Indeed, given the ongoing furore over the removal of the Union flag from Belfast city hall, this avidly anti-sectarian work couldn't have been published at a more appropriate moment in Northern Ireland's complex history.

"Although a lot of us were educated separately and we have different traditions and everything else, that was beginning to be a bit eroded in the last generation," says Craig.

"But then you get things like the flag protests. You just wonder if things are going to slip back again into the terrible situation that we had in the past.

"I don't think it will happen, but I did write this book to contribute to the intergrationalist ideal in whatever small way that I can."

Craig left Belfast for London when she was 20. She eventually returned to live in the north with her Welsh husband, Geoffrey, in 1999.

She believes that watching the Troubles erupt from the other side of the Irish Sea helped her to get a grip on the turmoil engulfing her homeland.

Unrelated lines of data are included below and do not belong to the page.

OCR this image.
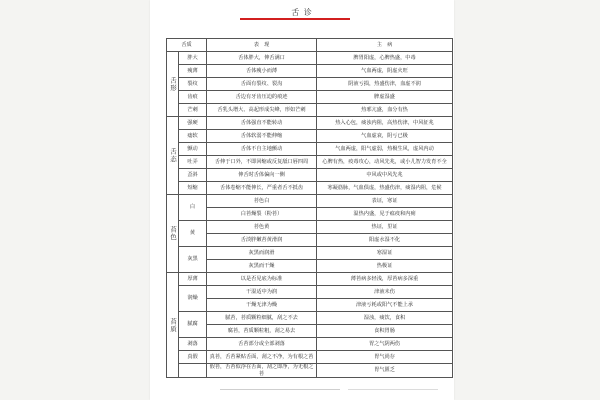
舌 诊
舌质		表　现	主　病
舌形	胖大	舌体胖大，伸舌满口	脾胃阳虚，心脾热盛，中毒
	瘦薄	舌体瘦小而薄	气血两虚，阴虚火旺
	裂纹	舌面有裂纹、裂沟	阴液亏损，热盛伤津，血虚不润
	齿痕	舌边有牙齿压迫的痕迹	脾虚湿盛
	芒刺	舌乳头增大、高起形成尖峰，形如芒刺	热邪亢盛，血分有热
舌态	强硬	舌体强直不能转动	热入心包，痰浊内阻，高热伤津，中风征兆
	痿软	舌体软弱不能伸缩	气血虚衰，阴亏已极
	颤动	舌体不自主地颤动	气血两虚，阳气虚弱，热极生风，虚风内动
	吐弄	舌伸于口外，不即回缩或反复舐口唇四周	心脾有热，疫毒攻心，动风先兆，或小儿智力发育不全
	歪斜	伸舌时舌体偏向一侧	中风或中风先兆
	短缩	舌体卷缩不能伸长，严重者舌不抵齿	寒凝筋脉，气血俱虚，热盛伤津，痰湿内阻，危候
苔色	白	苔色白	表证，寒证
		白苔燥裂（粉苔）	温热内盛，见于瘟疫和内痈
	黄	苔色黄	热证，里证
		舌淡胖嫩苔黄滑润	阳虚水湿不化
	灰黑	灰黑而润滑	寒湿证
		灰黑而干燥	热极证
苔质	厚薄	以是否见底为标准	薄苔病多轻浅，厚苔病多深重
	润燥	干湿适中为润	津液未伤
		干燥无津为燥	津液亏耗或阳气不能上承
	腻腐	腻苔，苔质颗粒细腻，刮之不去	湿浊，痰饮，食积
		腐苔，苔质颗粒粗，刮之易去	食积胃肠
	剥落	舌苔部分或全部剥落	胃之气阴两伤
	真假	真苔，舌苔紧贴舌面，刮之不净，为有根之苔	胃气尚存
		假苔，舌苔似浮在舌面，刮之即净，为无根之苔	胃气匮乏
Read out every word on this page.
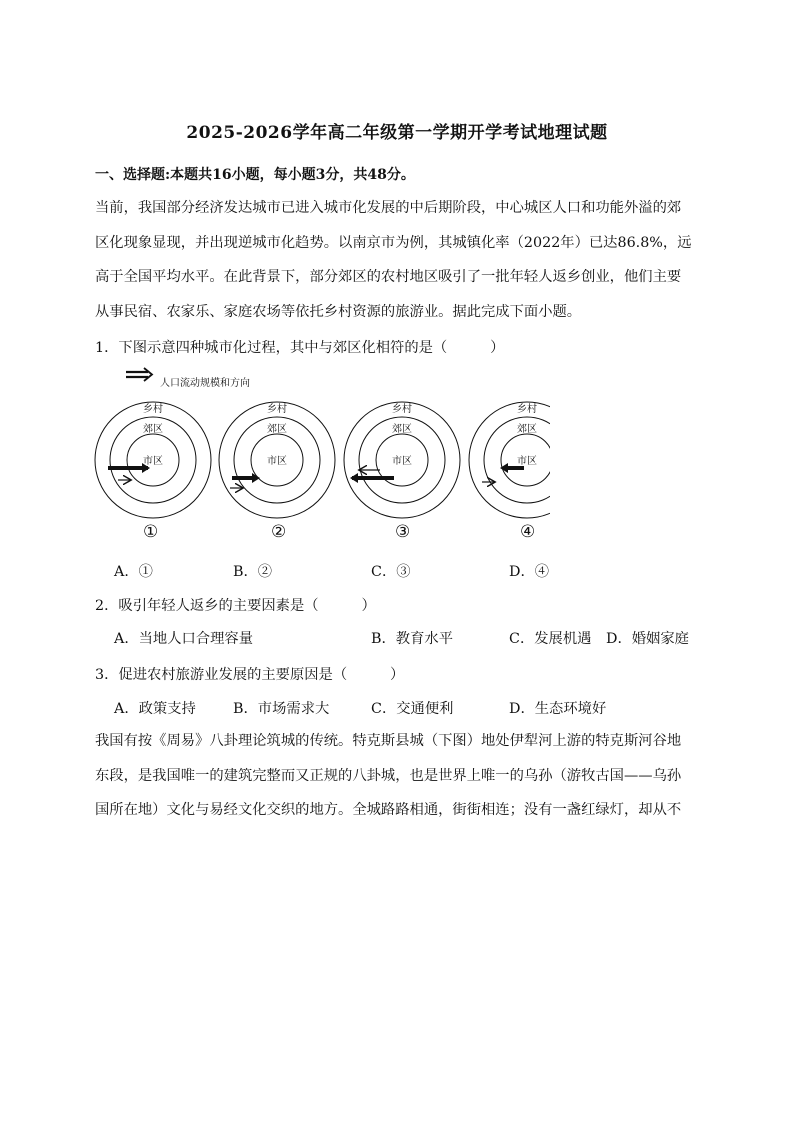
2025-2026学年高二年级第一学期开学考试地理试题
一、选择题:本题共16小题，每小题3分，共48分。
当前，我国部分经济发达城市已进入城市化发展的中后期阶段，中心城区人口和功能外溢的郊
区化现象显现，并出现逆城市化趋势。以南京市为例，其城镇化率（2022年）已达86.8%，远
高于全国平均水平。在此背景下，部分郊区的农村地区吸引了一批年轻人返乡创业，他们主要
从事民宿、农家乐、家庭农场等依托乡村资源的旅游业。据此完成下面小题。
1．下图示意四种城市化过程，其中与郊区化相符的是（　　　）
乡村
郊区
市区
乡村
郊区
市区
乡村
郊区
市区
乡村
郊区
市区
人口流动规模和方向
①	②	③	④
A．①	B．②	C．③	D．④
2．吸引年轻人返乡的主要因素是（　　　）
A．当地人口合理容量	B．教育水平	C．发展机遇 D．婚姻家庭
3．促进农村旅游业发展的主要原因是（　　　）
A．政策支持	B．市场需求大	C．交通便利	D．生态环境好
我国有按《周易》八卦理论筑城的传统。特克斯县城（下图）地处伊犁河上游的特克斯河谷地
东段，是我国唯一的建筑完整而又正规的八卦城，也是世界上唯一的乌孙（游牧古国——乌孙
国所在地）文化与易经文化交织的地方。全城路路相通，街街相连；没有一盏红绿灯，却从不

"In a way it was quite good for me to live in England for a long time, because it did give me a certain perspective on the whole situation," says Craig.

"Of course, I've since come back. But I think in a way it would be good thing if everyone in Northern Ireland went away for a time."

Failing that, they should have a go at reading her book.

A Twisted Root: Ancestral Entanglements in Ireland is out now, published by Blackstaff Press.